Option 4 : sommer le Japon de cesser le combat en le menaçant d'utiliser l'arme nucléaire, quitte à procéder à une « démonstration » (bombardement d'un site inhabité avec ou sans annonce préalable sur le type d'arme employé). Tout d'abord, les États-Unis pouvaient détruire le Japon sans cette arme (cf. supra), cela aurait simplement pris plus de temps : or cette perspective ne faisait pas fléchir le régime japonais. Ensuite, presque personne ne savait ce qu'était une bombe nucléaire ni sa puissance : croit-on que les dirigeants japonais auraient cessé le combat sur menace d'une arme quasi-inconnue ? Enfin, on oublie presque tout le temps que les 2 bombes lancées en 1945 (et il n'y avait plus assez d'uranium ni de plutonium pour en refaire avant plusieurs semaines ou mois) étaient des engins expérimentaux (1 seul essai – réussi – le 16 juillet 1945 pour le type employé à Nagasaki) : pas moyen de procéder à une « démonstration » quelconque et encore moins d'annoncer à l'avance l'emploi de ces armes (imagine-t-on l'effet si l'une, voire les deux, n'avait pas fonctionné ?).

Option 5 : utiliser l'arme nucléaire sans avertissement et plus d'une fois pour faire croire que ce n'était que le début d'une longue série (ce que les dirigeants japonais crurent logiquement) et n'annoncer la nature nouvelle de cette arme qu'après et seulement en cas de succès, bien entendu. Ce fut l'option retenue par Truman.
La seule objection me paraissant valable est que les États-Unis auraient pu lâcher ces bombes sur un site « purement » militaire comme les ports militaires de Kouré ou de Yokosuka plutôt que sur des villes : je ne dispose pas des éléments expliquant ce choix mais il me semble bien que ce point a été débattu ; la – mauvaise – raison est peut-être la croyance dans l’effet de terreur des bombardements, opinion qui s’est avérée fausse (en particulier, le Blitz de 1940 n’a pas abattu la combativité des Britanniques et les bombardements massifs sur l’Allemagne n’ont pas découragé le peuple allemand) mais tenace, comme le bombardement – militairement inutile – de Dresde les 13 et 14 février 1945 l’a montré…

***************

Même si ce qui précède est un peu long (quoique fort sommaire), on comprendra aisément que le choix était difficile pour les dirigeants étasuniens. Truman a fait le « pari de la bombe » pour essayer de mettre fin rapidement à la guerre : quel dirigeant n'en aurait pas fait autant ? Bien sûr, l'avancée rapide en Asie du nord-est de Staline (qui avait scrupuleusement respecté jusqu'en juillet 1945 le traité soviéto-nippon de non-agression signé en 1940 : il n'eut pas ce genre de délicatesse avec d'autres, demandez aux Polonais par exemple) déplaisait terriblement aux États-Unis espérant qu’une capitulation très rapide du Japon limiterait l'expansion soviétique (espoir en grande partie déçu après la victoire de Mao en 1949).

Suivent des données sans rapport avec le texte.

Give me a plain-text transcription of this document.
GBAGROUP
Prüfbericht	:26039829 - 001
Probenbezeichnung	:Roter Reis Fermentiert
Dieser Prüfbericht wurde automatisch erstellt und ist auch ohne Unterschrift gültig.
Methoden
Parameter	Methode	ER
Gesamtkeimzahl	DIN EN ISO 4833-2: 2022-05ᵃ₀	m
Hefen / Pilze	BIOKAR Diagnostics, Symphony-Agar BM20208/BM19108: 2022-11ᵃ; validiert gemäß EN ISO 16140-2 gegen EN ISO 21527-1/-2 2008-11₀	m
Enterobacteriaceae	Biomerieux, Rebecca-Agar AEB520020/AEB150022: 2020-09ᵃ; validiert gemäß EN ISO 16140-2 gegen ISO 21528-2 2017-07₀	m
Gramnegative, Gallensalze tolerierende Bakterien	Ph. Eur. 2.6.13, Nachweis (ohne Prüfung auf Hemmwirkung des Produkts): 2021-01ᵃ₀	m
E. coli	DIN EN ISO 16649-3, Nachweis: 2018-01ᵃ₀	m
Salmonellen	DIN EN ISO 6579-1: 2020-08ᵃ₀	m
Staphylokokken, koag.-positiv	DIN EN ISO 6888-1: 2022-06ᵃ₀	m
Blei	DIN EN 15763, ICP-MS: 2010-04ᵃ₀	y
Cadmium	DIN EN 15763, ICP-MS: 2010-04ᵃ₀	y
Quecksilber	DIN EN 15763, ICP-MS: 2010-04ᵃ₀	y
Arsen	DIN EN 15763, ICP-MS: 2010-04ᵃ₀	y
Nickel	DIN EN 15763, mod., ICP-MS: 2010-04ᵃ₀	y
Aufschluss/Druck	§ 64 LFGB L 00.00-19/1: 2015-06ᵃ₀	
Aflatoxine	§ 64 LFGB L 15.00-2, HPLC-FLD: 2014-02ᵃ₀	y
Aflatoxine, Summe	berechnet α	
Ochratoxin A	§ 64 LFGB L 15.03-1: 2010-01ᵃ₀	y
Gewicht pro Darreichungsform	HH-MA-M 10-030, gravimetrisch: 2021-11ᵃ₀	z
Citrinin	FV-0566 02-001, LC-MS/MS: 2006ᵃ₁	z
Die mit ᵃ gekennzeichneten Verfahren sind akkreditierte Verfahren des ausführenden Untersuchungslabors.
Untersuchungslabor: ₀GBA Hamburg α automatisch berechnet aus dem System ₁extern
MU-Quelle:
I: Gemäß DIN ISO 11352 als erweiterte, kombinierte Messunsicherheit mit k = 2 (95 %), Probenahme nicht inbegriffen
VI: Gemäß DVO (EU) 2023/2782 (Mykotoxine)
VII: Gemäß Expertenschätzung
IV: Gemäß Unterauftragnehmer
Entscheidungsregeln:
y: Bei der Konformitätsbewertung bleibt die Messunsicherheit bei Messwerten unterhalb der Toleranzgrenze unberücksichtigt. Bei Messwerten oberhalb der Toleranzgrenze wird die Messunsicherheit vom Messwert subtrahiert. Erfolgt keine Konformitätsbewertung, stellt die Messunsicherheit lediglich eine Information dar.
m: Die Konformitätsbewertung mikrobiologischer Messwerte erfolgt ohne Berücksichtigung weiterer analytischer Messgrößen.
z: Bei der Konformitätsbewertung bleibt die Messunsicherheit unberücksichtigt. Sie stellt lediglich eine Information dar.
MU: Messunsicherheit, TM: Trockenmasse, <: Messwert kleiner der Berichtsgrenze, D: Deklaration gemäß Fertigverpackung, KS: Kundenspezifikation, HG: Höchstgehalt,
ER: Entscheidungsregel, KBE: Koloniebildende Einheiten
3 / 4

Si on fait abstraction de la Realpolitik et que l'on se place sur le terrain de la morale, laquelle des options précitées fallait-il choisir, sachant que l'inaction condamnait à mort des millions de personnes opprimées par les Japonais ? Ce n’est pas parce qu’on ne connaît pas le nom des camps japonais, qu’assez peu de gens connaissent vraiment des Coréens ou des Chinois au point de discuter avec eux de ces questions et même que peu de gens sont capables de surmonter les considérables obstacles culturels et linguistiques à la connaissance de ce que fut la seconde guerre en Asie qu’il faut faire comme si tous ces crimes à très grande échelle n’avaient pas eu lieu.

Personnellement, même si je n'oublie pas les victimes de Hiroshima (ni toutes les autres, même si leur mort fut moins « médiatique »), je pense sincèrement que le choix de Truman fut le moins meurtrier... quelles que soient les raisons que l'on veuille en donner. En tous cas, on est vraiment dans un cas terrible où les « Yaka » sont particulièrement mal venus et même irresponsables. J’ai d’ailleurs entendu le témoignage filmé du marquis Kido, Gardien du sceau privé de l’empereur et personnage politique puissant, qui déclarait que les bombardements nucléaires et l’attaque soviétique avaient convaincu la majorité du gouvernement du Japon de cesser les hostilités… encore qu’une puissante faction militaro-nationaliste ait tenté un coup d’État pour poursuivre le combat. De fait, nombre de dirigeants japonais pensaient pouvoir rendre la conquête du Japon tellement coûteuse en vies humaines qu'ils arriveraient à conclure avec les Alliés un armistice à des conditions sensiblement plus avantageuses que celles d’une capitulation sans condition : que cela impliquât la mort de millions de Japonais, essentiellement des civils, ne les retenait pas un seul instant ; si l’on veut parler de crimes et de barbarie, c’est d’abord à ce genre d’attitude que l’on doit appliquer ces qualificatifs.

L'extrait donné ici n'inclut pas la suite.